Ho-Ho-Horror! ‘Violent Night’ is bloody holiday fare
Maybe if John McClane had worn a Santa suit while defending Nakatomi Plaza, more people would consider “Die Hard” a Christmas movie.
That’s what I expected “Violent Night” to be, that David Harbour would be playing a man with a particular set of skills (ex-military, ex-law enforcement) now dressed up as Santa Claus for a sad, but noble reason (the only way he could be near his child and his estranged wife at Christmas was disguised as Santa or he had a child who died and the only thing that brings him temporary comfort is making other kids happy at the holidays).
Then he finds himself in the wrong place at just the right time to put those skills to use to thwart the robbers who crash the party.
That’s what I assumed from seeing the poster and half paying attention to the advertising for the film, but “Violent Night” is something far more bizarre and audacious.
Harbour isn’t playing a guy dressed as Santa. He is Santa, albeit more “Bad Santa” than “Miracle on 34th Street.”
“Violent Night” is all the tropes of holiday movies woven into a horrifically gory action film and delivered with a sneer. It’s the perfect movie for someone who considers The Kinks’ “Father Christmas” their Yuletide favorite, and “Violent Night” makes “Father Christmas” sound like “O, Come All Ye Faithful” by comparison.
How a warrior from 1,100 years ago became St. Nick isn’t clear. Harbour’s character more than once explains he doesn’t really know how all this Santa business works, but he has a bag that magically produces presents, eight reindeer who leaves buffalo-sized piles on the roofs they land on and — most importantly for the plot — still retains his skills wielding a Thor-like sledgehammer.
Jimmy (John Leguizamo), who goes by “Scrooge,” leads a team of skilled criminals who also have “Reservoir Dogs”-like nicknames (Sugar Plum, Gingerbread, Krampus) that is in search of $300 million in government money that is hidden in the compound of wealthy matriarch Gertrude Lightstone (Beverly D’Angelo, whose casting no doubt is a wink to “National Lampoon’s Christmas Vacation”), who is surrounded by her greedy, groveling family on Christmas Eve.
With the help of Trudy (Leah Brady), the closest thing to a likable person in the entire Lightstone clan and a character who conveniently saw “Home Alone” the night before, Santa tries to save the day.
Trudy’s “Home Alone”-inspired “pranks” cause more than slapstick violence — these criminals become the Wet Bandits because they’re blood-covered — and director Tommy Wirkola (writer-director of the “Dead Snow” Nazi zombie movies) knows how to stage vicious mayhem.
The biggest problem with the movie is the Lightstones are such a reprehensible lot. Even with dozens dead before the closing credits, viewers might wish the body count was higher.

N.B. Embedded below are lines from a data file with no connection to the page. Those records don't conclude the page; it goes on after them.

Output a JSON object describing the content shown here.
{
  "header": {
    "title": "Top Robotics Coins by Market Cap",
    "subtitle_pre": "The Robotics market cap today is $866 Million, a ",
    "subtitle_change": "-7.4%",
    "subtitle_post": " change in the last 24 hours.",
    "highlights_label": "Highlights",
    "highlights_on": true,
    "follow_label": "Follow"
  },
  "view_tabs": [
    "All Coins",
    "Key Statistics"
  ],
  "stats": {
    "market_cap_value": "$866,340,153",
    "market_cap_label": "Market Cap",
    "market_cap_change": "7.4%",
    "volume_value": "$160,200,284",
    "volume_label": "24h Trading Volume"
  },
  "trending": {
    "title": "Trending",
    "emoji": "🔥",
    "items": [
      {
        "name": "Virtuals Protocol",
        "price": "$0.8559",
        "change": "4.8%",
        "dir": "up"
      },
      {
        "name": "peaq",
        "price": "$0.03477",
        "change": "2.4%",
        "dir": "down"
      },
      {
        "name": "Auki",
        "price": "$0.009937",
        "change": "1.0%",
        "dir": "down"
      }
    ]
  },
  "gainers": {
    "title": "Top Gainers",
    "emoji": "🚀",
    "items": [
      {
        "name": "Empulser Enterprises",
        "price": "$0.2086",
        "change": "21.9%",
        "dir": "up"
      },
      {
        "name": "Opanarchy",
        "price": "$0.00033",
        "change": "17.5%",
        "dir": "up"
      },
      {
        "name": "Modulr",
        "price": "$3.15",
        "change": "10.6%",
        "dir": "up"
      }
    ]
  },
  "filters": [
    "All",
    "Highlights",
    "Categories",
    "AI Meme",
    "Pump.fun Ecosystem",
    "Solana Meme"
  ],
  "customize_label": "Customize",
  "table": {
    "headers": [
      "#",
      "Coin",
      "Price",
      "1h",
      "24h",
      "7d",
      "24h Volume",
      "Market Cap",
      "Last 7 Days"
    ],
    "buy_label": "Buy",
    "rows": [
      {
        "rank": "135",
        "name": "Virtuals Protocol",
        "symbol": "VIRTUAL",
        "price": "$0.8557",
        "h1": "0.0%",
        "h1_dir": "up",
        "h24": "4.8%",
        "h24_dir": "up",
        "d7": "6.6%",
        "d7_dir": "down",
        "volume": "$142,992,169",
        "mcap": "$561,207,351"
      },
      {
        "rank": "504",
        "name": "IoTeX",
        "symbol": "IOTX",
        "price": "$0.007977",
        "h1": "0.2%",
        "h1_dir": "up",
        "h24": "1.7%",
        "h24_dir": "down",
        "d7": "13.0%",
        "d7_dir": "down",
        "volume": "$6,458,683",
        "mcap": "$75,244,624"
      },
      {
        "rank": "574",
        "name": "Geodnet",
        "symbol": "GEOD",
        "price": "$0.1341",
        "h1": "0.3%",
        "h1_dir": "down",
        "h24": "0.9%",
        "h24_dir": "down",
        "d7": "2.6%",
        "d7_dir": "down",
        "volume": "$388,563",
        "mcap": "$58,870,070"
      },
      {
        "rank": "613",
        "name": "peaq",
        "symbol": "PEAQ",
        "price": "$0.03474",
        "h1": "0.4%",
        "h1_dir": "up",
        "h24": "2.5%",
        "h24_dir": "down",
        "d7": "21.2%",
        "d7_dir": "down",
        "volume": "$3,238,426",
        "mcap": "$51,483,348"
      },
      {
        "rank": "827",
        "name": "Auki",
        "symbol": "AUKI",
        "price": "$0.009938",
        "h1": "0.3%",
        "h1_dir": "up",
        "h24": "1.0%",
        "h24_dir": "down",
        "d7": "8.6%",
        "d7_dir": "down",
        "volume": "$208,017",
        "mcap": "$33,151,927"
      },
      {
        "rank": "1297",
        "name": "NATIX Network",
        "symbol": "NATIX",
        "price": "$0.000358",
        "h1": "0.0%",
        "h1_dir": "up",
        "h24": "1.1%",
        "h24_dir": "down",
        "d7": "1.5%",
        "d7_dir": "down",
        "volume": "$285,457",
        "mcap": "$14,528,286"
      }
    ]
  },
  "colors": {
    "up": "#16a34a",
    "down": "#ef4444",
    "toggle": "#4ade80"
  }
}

But this isn’t a movie anyone watches for the plot. Viewers will be too busy picking out the homages to countless other holiday favorites (although there was nothing involving a tongue and a pole, which seems like a missed opportunity for “A Christmas Story” joke). The screenplay by Pat Casey and Josh Miller also enjoys juxtaposing the festive and the foul, like choreographing some of the grisliest fights to a sappy Bryan Adams song called “Christmas Time,” and providing plenty of other moments designed to generate a chuckle and a cringe simultaneously
Look for “Violent Night,” which opens this weekend, to become a holiday tradition for anyone who has programmed the television to skip the Hallmark and Lifetime channels in December.